PRO ASYL am heutigen Tage: „Diese richterliche Fiktion ist von der Realität überholt worden. Die Asylantragstellung ist nun bekannt. Die Gefährdung kann nicht mehr strittig sein. Denn selbst das Auswärtige Amt hat in einer Auskunft vom 31. Mai 1995 darauf hingewiesen, daß ein bekannt gewordener Asylantrag eines libyschen Staatsangehörigen im Ausland nicht unerhebliche Repressalien nach sich ziehen dürfte.“
Die Libysche Liga für Menschenrechte, Sektion Deutschland, behauptet, zwei im Januar 1998 ebenfalls nach negativen Asylentscheidungen der 15. Kammer nach Tunesien abgeschobene Libyer seien von dort direkt an Libyen ausgeliefert und inhaftiert worden.

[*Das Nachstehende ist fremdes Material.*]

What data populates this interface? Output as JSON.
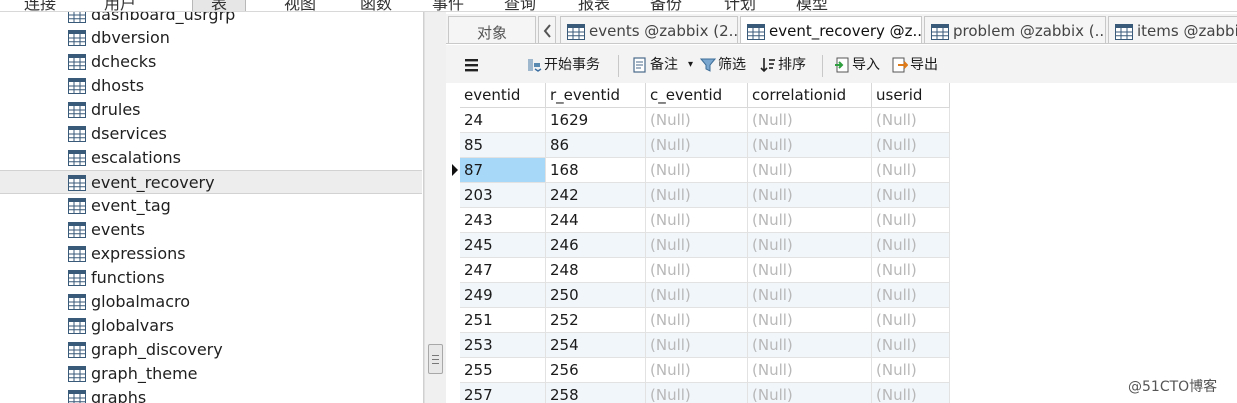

Zwischen den Maghreb-Staaten besteht ein multilaterales Abkommen zur gegenseitigen Auslieferung von Staatsangehörigen. amnesty international sind Fälle der zwangsweisen Rückführung aus Ägypten und Sudan bekannt, die die Inhaftierung der Rückkehrer nach sich zogen. Da auch Auslieferungen von tunesischen Flüchtlingen aus Libyen nach Tunesien bekannt sind, muß davon ausgegangen werden, daß libysche Flüchtlinge ebenfalls von tunesischen Behörden ausgeliefert werden.
PRO ASYL: „Vor diesem Hintergrund weiterhin die Entscheidung aufrecht zu erhalten, der Asylantrag sei ‚offensichtlich unbegründet‘, ist ein Skandal.“
PRO ASYL kritisiert auch das Verhalten des Bundesgrenzschutzes. Dieser dürfe Menschen im Flughafenverfahren, die ihre Situation nicht überschauen können, nicht mit Konsularbeamten ihres Heimatstaaten konfrontieren, ohne darauf hinzuweisen, daß es sich um solche handelt und daß das Ziel des Gespräches die Beschaffung von Heimreisedokumenten ist. Der BGS dürfe sich nicht zum Handlanger diktatorischer Regime machen lassen.
Die Abschiebung der beiden Libyer ist für morgen geplant.
Die Rechtsanwälte haben erneut Anträge auf Abänderung der gerichtlichen Entscheidung gestellt.
PRO ASYL fordert, die Abschiebung zunächst bis zur Klärung des Vorfalls vom 26. März 1998 auszusetzen.